A Polícia Federal deflagrou nesta terça-feira, 7, a sexta fase da Operação Unha e Carne, que apura um suposto esquema de lavagem de dinheiro por meio de uma rede de postos de combustíveis na região metropolitana do Rio de Janeiro.
Segundo a investigação, o grupo teria contado com a participação de agentes públicos.
Os policiais federais cumprem 19 mandados de busca e apreensão em endereços localizados na capital fluminense e nos municípios de Niterói, São Gonçalo, Itaboraí e Resende. Também foram determinadas pela Justiça medidas de bloqueio de bens e valores e a suspensão das atividades econômicas de empresas ligadas aos investigados.
De acordo com a PF, o grupo movimentou mais de 7,6 bilhões de reais nos últimos seis anos. A estimativa consta de um relatório de inteligência financeira do Coaf (Conselho de Controle de Atividades Financeiras) encaminhado aos investigadores.
Entre os alvos dessa nova fase da Operação Unha e Carne estão Márcio Canella, que foi prefeito de Belford Roxo e hoje é pré-candidato ao Senado pelo União Brasil, e o delegado Marcus Amim, que atuou na secretaria de Polícia Civil do governo Cláudio Castro.
A corporação afirma que a rede de postos era utilizada para ocultar e dissimular recursos de origem ilícita, em um esquema que, segundo a investigação, beneficiava uma organização criminosa.

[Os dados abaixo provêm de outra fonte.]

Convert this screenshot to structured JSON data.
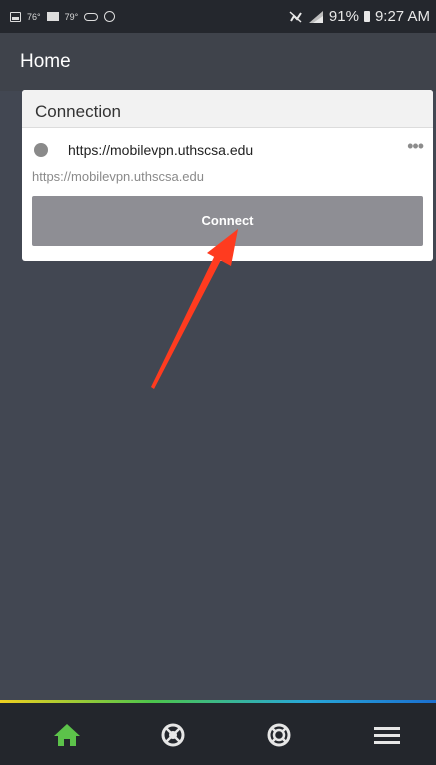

Os investigados poderão responder pelos crimes de organização criminosa, lavagem de dinheiro e contratação direta ilegal, além de outros delitos que eventualmente sejam identificados ao longo das apurações.
A operação integra a força-tarefa Missão Redentor II, coordenada pela Polícia Federal para combater organizações criminosas no estado do Rio de Janeiro. Segundo a corporação, a iniciativa segue diretrizes estabelecidas pelo Supremo Tribunal Federal no julgamento da ADPF 635.